Do you know the difference between wrong and different?
When I first became an editorial manager, it took me a while to realize how subjective editing can be. The fact is if I ask 15 editors to revise an essay, I’ll get back 15 versions, each uniquely worded by the person who did the work.
Allowing that no mistakes were made, not one of the revised versions would be exactly as any other. Possibly even more important, not one of those revisions would be exactly I would do it. The choices made by other editors weren’t wrong. They simply were different from how I would do it.
It can be disconcerting when we ask for help or delegate work and what we get is something other than we expected, a different solution than ours would have been. But, if we’re willing to stop for a moment and consider the new approach on its own merit, we’re likely to find that what separates the two is how we were taught to do it or what we personally prefer.
Old recordings in our head tend to tell us that being different is wrong.
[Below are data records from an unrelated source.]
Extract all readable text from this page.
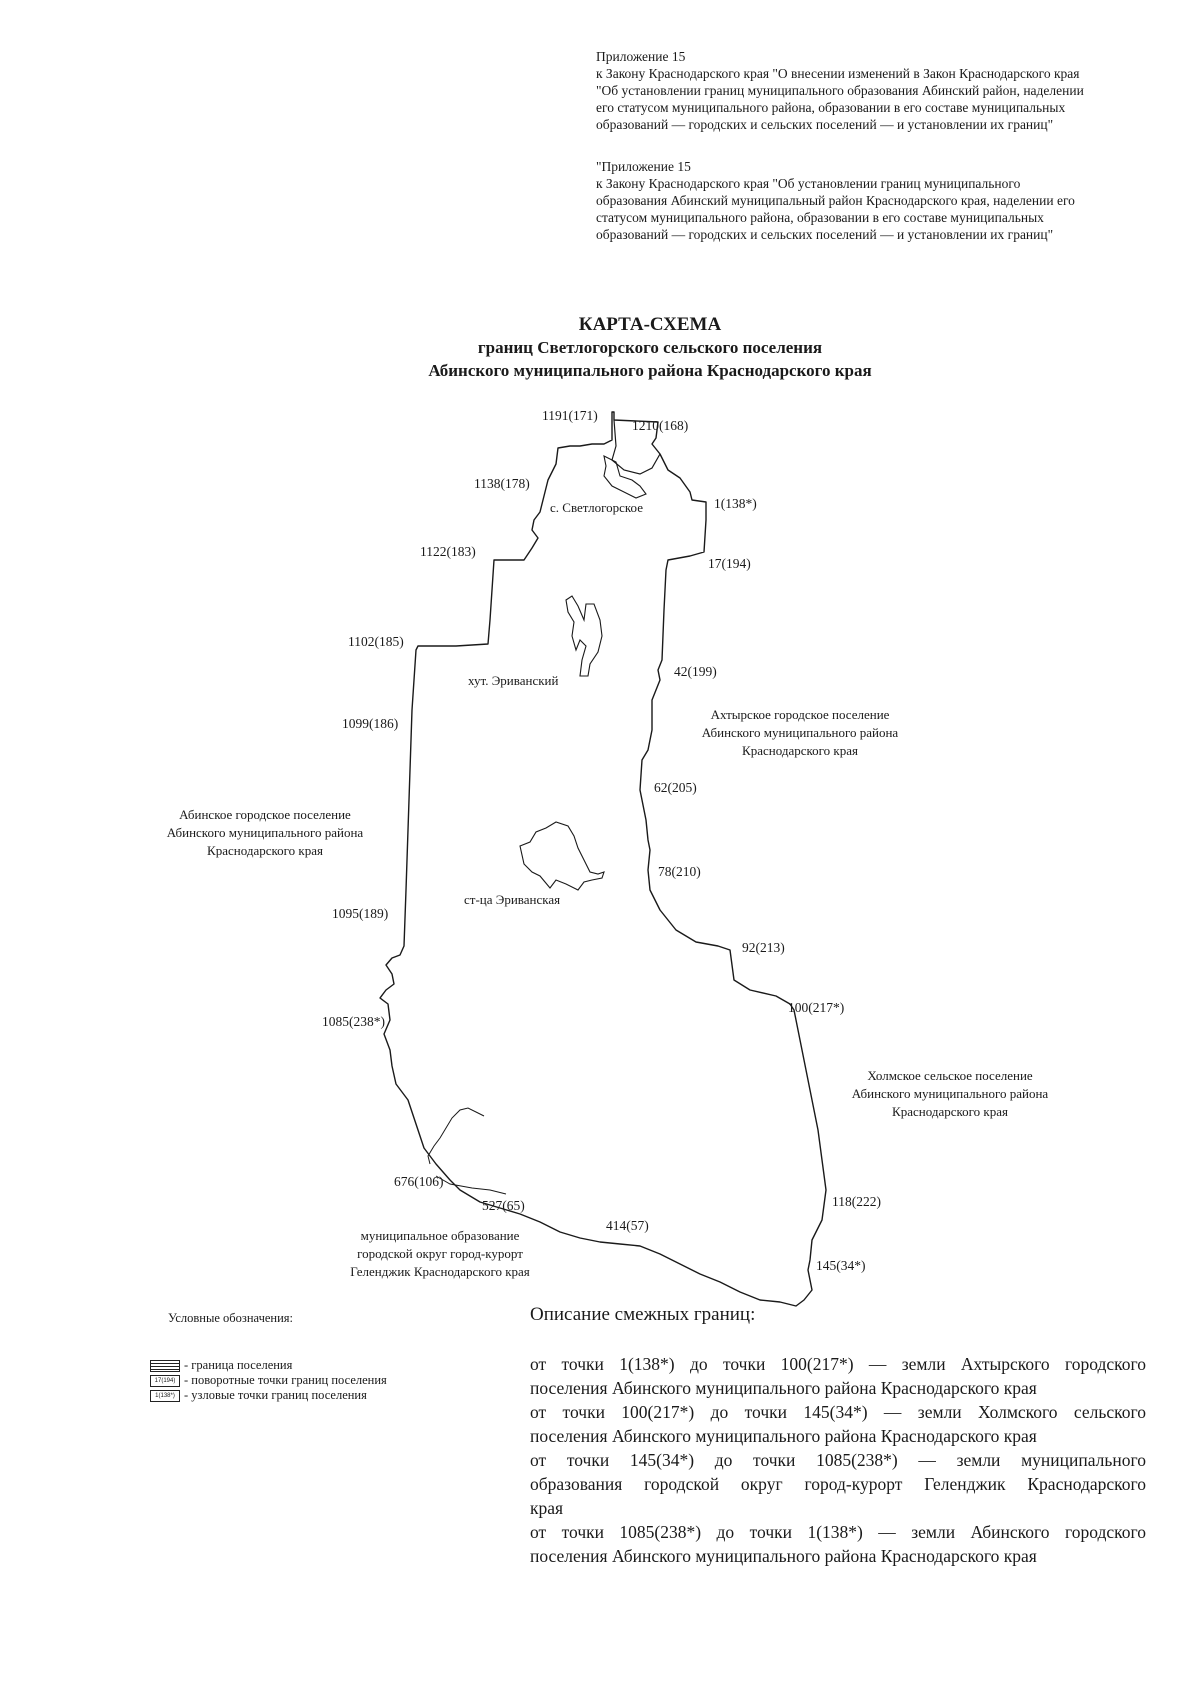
Приложение 15
к Закону Краснодарского края "О внесении изменений в Закон Краснодарского края
"Об установлении границ муниципального образования Абинский район, наделении
его статусом муниципального района, образовании в его составе муниципальных
образований — городских и сельских поселений — и установлении их границ"
"Приложение 15
к Закону Краснодарского края "Об установлении границ муниципального
образования Абинский муниципальный район Краснодарского края, наделении его
статусом муниципального района, образовании в его составе муниципальных
образований — городских и сельских поселений — и установлении их границ"
КАРТА-СХЕМА
границ Светлогорского сельского поселения
Абинского муниципального района Краснодарского края
1191(171)
1210(168)
1138(178)
1(138*)
17(194)
1122(183)
1102(185)
42(199)
1099(186)
62(205)
78(210)
1095(189)
92(213)
100(217*)
1085(238*)
118(222)
676(106)
527(65)
414(57)
145(34*)
с. Светлогорское
хут. Эриванский
ст-ца Эриванская
Ахтырское городское поселение
Абинского муниципального района
Краснодарского края
Абинское городское поселение
Абинского муниципального района
Краснодарского края
Холмское сельское поселение
Абинского муниципального района
Краснодарского края
муниципальное образование
городской округ город-курорт
Геленджик Краснодарского края
Условные обозначения:
- граница поселения
17(194) - поворотные точки границ поселения
1(138*) - узловые точки границ поселения
Описание смежных границ:
от точки 1(138*) до точки 100(217*) — земли Ахтырского городского
поселения Абинского муниципального района Краснодарского края
от точки 100(217*) до точки 145(34*) — земли Холмского сельского
поселения Абинского муниципального района Краснодарского края
от точки 145(34*) до точки 1085(238*) — земли муниципального
образования городской округ город-курорт Геленджик Краснодарского
края
от точки 1085(238*) до точки 1(138*) — земли Абинского городского
поселения Абинского муниципального района Краснодарского края
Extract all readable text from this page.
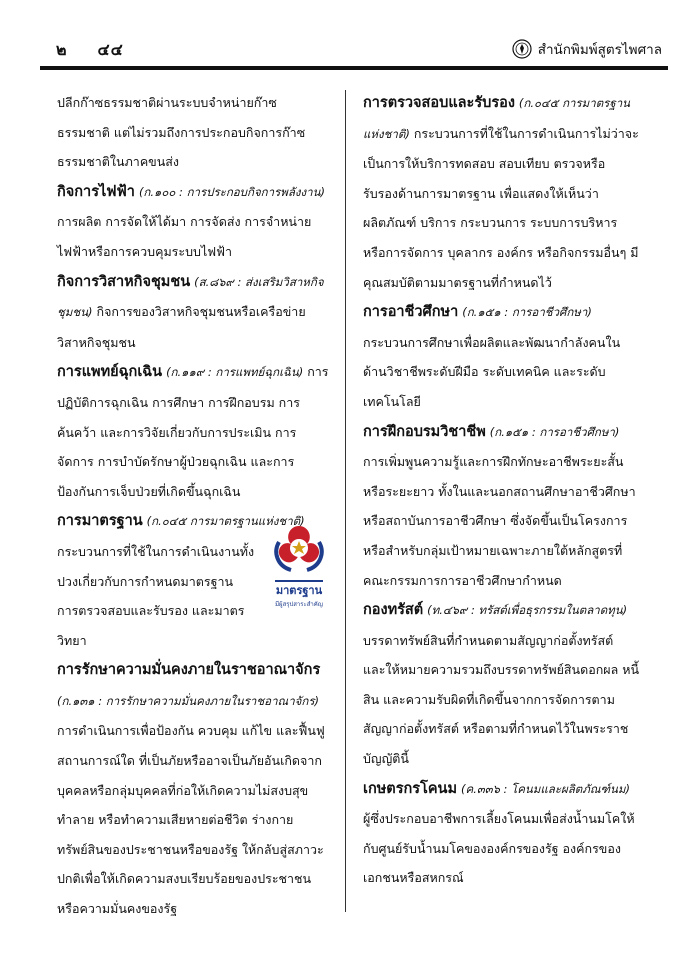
๒ ๔๔	สำนักพิมพ์สูตรไพศาล

ปลีกก๊าซธรรมชาติผ่านระบบจำหน่ายก๊าซธรรมชาติ แต่ไม่รวมถึงการประกอบกิจการก๊าซธรรมชาติในภาคขนส่ง

กิจการไฟฟ้า (ก.๑๐๐ : การประกอบกิจการพลังงาน) การผลิต การจัดให้ได้มา การจัดส่ง การจำหน่ายไฟฟ้าหรือการควบคุมระบบไฟฟ้า

กิจการวิสาหกิจชุมชน (ส.๘๖๙ : ส่งเสริมวิสาหกิจชุมชน) กิจการของวิสาหกิจชุมชนหรือเครือข่ายวิสาหกิจชุมชน

การแพทย์ฉุกเฉิน (ก.๑๑๙ : การแพทย์ฉุกเฉิน) การปฏิบัติการฉุกเฉิน การศึกษา การฝึกอบรม การค้นคว้า และการวิจัยเกี่ยวกับการประเมิน การจัดการ การบำบัดรักษาผู้ป่วยฉุกเฉิน และการป้องกันการเจ็บป่วยที่เกิดขึ้นฉุกเฉิน

การมาตรฐาน (ก.๐๔๕ การมาตรฐานแห่งชาติ)
กระบวนการที่ใช้ในการดำเนินงานทั้งปวงเกี่ยวกับการกำหนดมาตรฐาน การตรวจสอบและรับรอง และมาตรวิทยา
มาตรฐาน
มีผู้สรุปสาระสำคัญ

การรักษาความมั่นคงภายในราชอาณาจักร (ก.๑๓๑ : การรักษาความมั่นคงภายในราชอาณาจักร) การดำเนินการเพื่อป้องกัน ควบคุม แก้ไข และฟื้นฟูสถานการณ์ใด ที่เป็นภัยหรืออาจเป็นภัยอันเกิดจากบุคคลหรือกลุ่มบุคคลที่ก่อให้เกิดความไม่สงบสุข ทำลาย หรือทำความเสียหายต่อชีวิต ร่างกาย ทรัพย์สินของประชาชนหรือของรัฐ ให้กลับสู่สภาวะปกติเพื่อให้เกิดความสงบเรียบร้อยของประชาชน หรือความมั่นคงของรัฐ

การตรวจสอบและรับรอง (ก.๐๔๕ การมาตรฐานแห่งชาติ) กระบวนการที่ใช้ในการดำเนินการไม่ว่าจะเป็นการให้บริการทดสอบ สอบเทียบ ตรวจหรือรับรองด้านการมาตรฐาน เพื่อแสดงให้เห็นว่าผลิตภัณฑ์ บริการ กระบวนการ ระบบการบริหารหรือการจัดการ บุคลากร องค์กร หรือกิจกรรมอื่นๆ มีคุณสมบัติตามมาตรฐานที่กำหนดไว้

การอาชีวศึกษา (ก.๑๕๑ : การอาชีวศึกษา) กระบวนการศึกษาเพื่อผลิตและพัฒนากำลังคนในด้านวิชาชีพระดับฝีมือ ระดับเทคนิค และระดับเทคโนโลยี

การฝึกอบรมวิชาชีพ (ก.๑๕๑ : การอาชีวศึกษา) การเพิ่มพูนความรู้และการฝึกทักษะอาชีพระยะสั้นหรือระยะยาว ทั้งในและนอกสถานศึกษาอาชีวศึกษาหรือสถาบันการอาชีวศึกษา ซึ่งจัดขึ้นเป็นโครงการหรือสำหรับกลุ่มเป้าหมายเฉพาะภายใต้หลักสูตรที่คณะกรรมการการอาชีวศึกษากำหนด

กองทรัสต์ (ท.๔๖๙ : ทรัสต์เพื่อธุรกรรมในตลาดทุน) บรรดาทรัพย์สินที่กำหนดตามสัญญาก่อตั้งทรัสต์ และให้หมายความรวมถึงบรรดาทรัพย์สินดอกผล หนี้สิน และความรับผิดที่เกิดขึ้นจากการจัดการตามสัญญาก่อตั้งทรัสต์ หรือตามที่กำหนดไว้ในพระราชบัญญัตินี้

เกษตรกรโคนม (ค.๓๓๖ : โคนมและผลิตภัณฑ์นม) ผู้ซึ่งประกอบอาชีพการเลี้ยงโคนมเพื่อส่งน้ำนมโคให้กับศูนย์รับน้ำนมโคขององค์กรของรัฐ องค์กรของเอกชนหรือสหกรณ์
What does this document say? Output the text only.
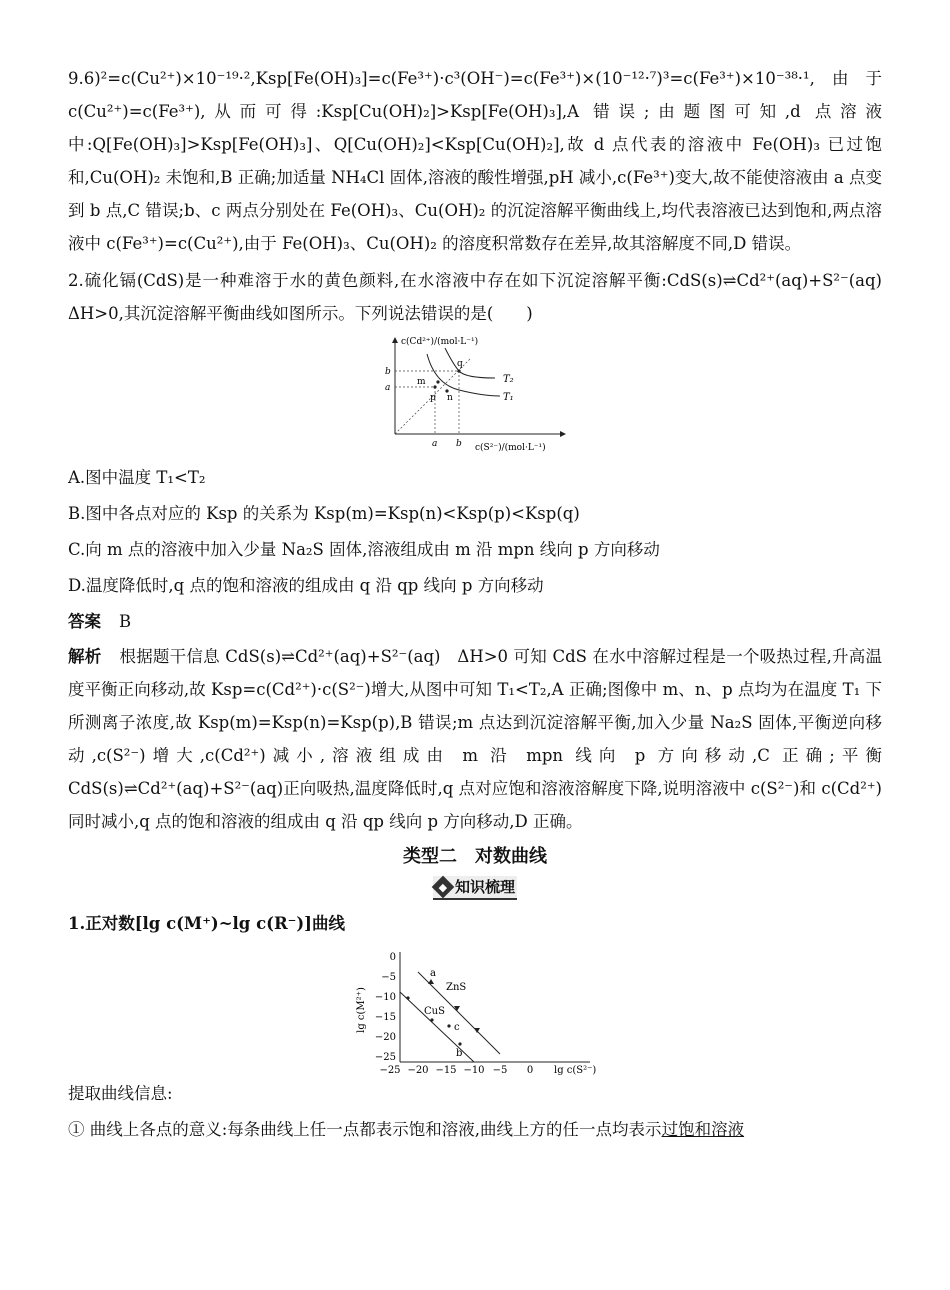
9.6)²=c(Cu²⁺)×10⁻¹⁹·²,Ksp[Fe(OH)₃]=c(Fe³⁺)·c³(OH⁻)=c(Fe³⁺)×(10⁻¹²·⁷)³=c(Fe³⁺)×10⁻³⁸·¹,由于 c(Cu²⁺)=c(Fe³⁺),从而可得:Ksp[Cu(OH)₂]>Ksp[Fe(OH)₃],A 错误;由题图可知,d 点溶液中:Q[Fe(OH)₃]>Ksp[Fe(OH)₃]、Q[Cu(OH)₂]<Ksp[Cu(OH)₂],故 d 点代表的溶液中 Fe(OH)₃ 已过饱和,Cu(OH)₂ 未饱和,B 正确;加适量 NH₄Cl 固体,溶液的酸性增强,pH 减小,c(Fe³⁺)变大,故不能使溶液由 a 点变到 b 点,C 错误;b、c 两点分别处在 Fe(OH)₃、Cu(OH)₂ 的沉淀溶解平衡曲线上,均代表溶液已达到饱和,两点溶液中 c(Fe³⁺)=c(Cu²⁺),由于 Fe(OH)₃、Cu(OH)₂ 的溶度积常数存在差异,故其溶解度不同,D 错误。

2.硫化镉(CdS)是一种难溶于水的黄色颜料,在水溶液中存在如下沉淀溶解平衡:CdS(s)⇌Cd²⁺(aq)+S²⁻(aq)　ΔH>0,其沉淀溶解平衡曲线如图所示。下列说法错误的是(　　)

c(Cd²⁺)/(mol·L⁻¹)
c(S²⁻)/(mol·L⁻¹)
b
a
a b
q
m
p n
T₂
T₁

A.图中温度 T₁<T₂

B.图中各点对应的 Ksp 的关系为 Ksp(m)=Ksp(n)<Ksp(p)<Ksp(q)

C.向 m 点的溶液中加入少量 Na₂S 固体,溶液组成由 m 沿 mpn 线向 p 方向移动

D.温度降低时,q 点的饱和溶液的组成由 q 沿 qp 线向 p 方向移动

答案 B

解析 根据题干信息 CdS(s)⇌Cd²⁺(aq)+S²⁻(aq)　ΔH>0 可知 CdS 在水中溶解过程是一个吸热过程,升高温度平衡正向移动,故 Ksp=c(Cd²⁺)·c(S²⁻)增大,从图中可知 T₁<T₂,A 正确;图像中 m、n、p 点均为在温度 T₁ 下所测离子浓度,故 Ksp(m)=Ksp(n)=Ksp(p),B 错误;m 点达到沉淀溶解平衡,加入少量 Na₂S 固体,平衡逆向移动,c(S²⁻)增大,c(Cd²⁺)减小,溶液组成由 m 沿 mpn 线向 p 方向移动,C 正确;平衡 CdS(s)⇌Cd²⁺(aq)+S²⁻(aq)正向吸热,温度降低时,q 点对应饱和溶液溶解度下降,说明溶液中 c(S²⁻)和 c(Cd²⁺)同时减小,q 点的饱和溶液的组成由 q 沿 qp 线向 p 方向移动,D 正确。

类型二　对数曲线
◆ 知识梳理

1.正对数[lg c(M⁺)~lg c(R⁻)]曲线

lg c(M²⁺)
lg c(S²⁻)
0
−5
−10
−15
−20
−25
−25 −20 −15 −10 −5 0
a
ZnS
CuS
c
b

提取曲线信息:

① 曲线上各点的意义:每条曲线上任一点都表示饱和溶液,曲线上方的任一点均表示过饱和溶液
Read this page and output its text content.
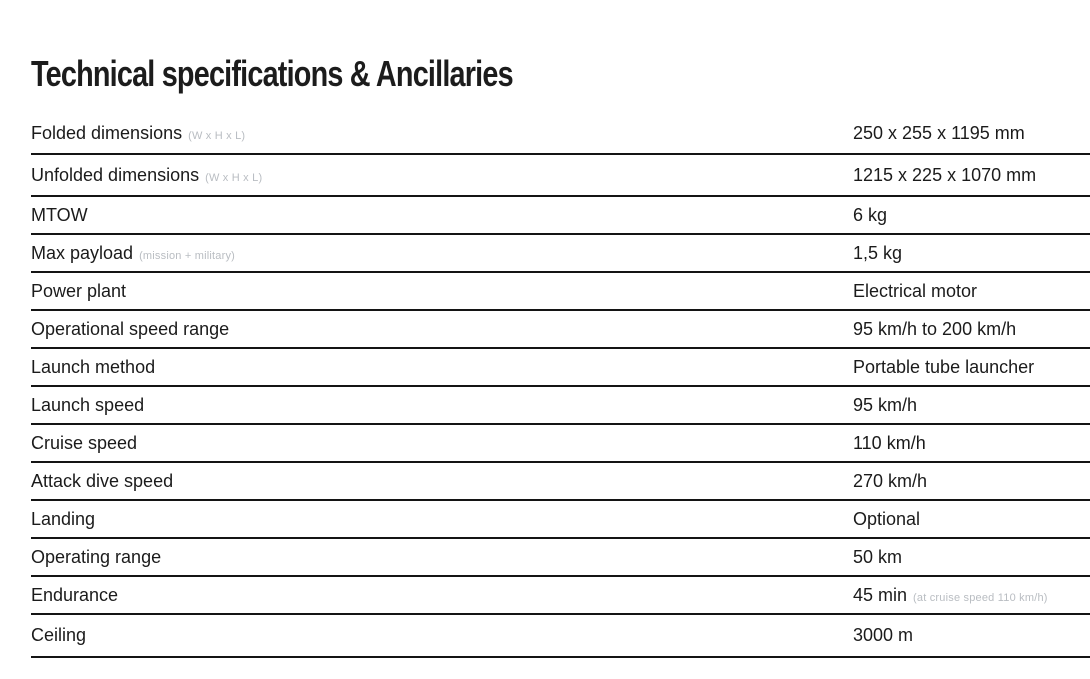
Technical specifications & Ancillaries
Folded dimensions (W x H x L)	250 x 255 x 1195 mm
Unfolded dimensions (W x H x L)	1215 x 225 x 1070 mm
MTOW	6 kg
Max payload (mission + military)	1,5 kg
Power plant	Electrical motor
Operational speed range	95 km/h to 200 km/h
Launch method	Portable tube launcher
Launch speed	95 km/h
Cruise speed	110 km/h
Attack dive speed	270 km/h
Landing	Optional
Operating range	50 km
Endurance	45 min (at cruise speed 110 km/h)
Ceiling	3000 m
We search for the answer our teacher wants us to parrot. We’re supposed dress like, and act like, our peer group. Don’t buy it!
What makes each of us valuable is the difference we bring to the table. When someone brings you something different than you expect, do all you can to understand the new solution. You might just find that the new solution solves the problem in a more interesting way. If new solution doesn’t suit your intended purpose, still do all you can to express respect for the new solution before you set it aside. Leaving room for other solutions opens the door to learning those new tricks old dogs aren’t supposed to be able to learn
.… And when you have a different solution, don’t seek disruption, but find a low-stress opportunity to ask about trying it. Bring your idea gently, but please bring your difference. We need it.
Put Your Mind to It
The next time someone brings you a solution that’s different from what you expected, try to catch yourself before you show them the right way to do it. Instead, ask that person why they chose to do the task as they did. You might find the thinking behind their method is stronger than the thinking behind the way you do it.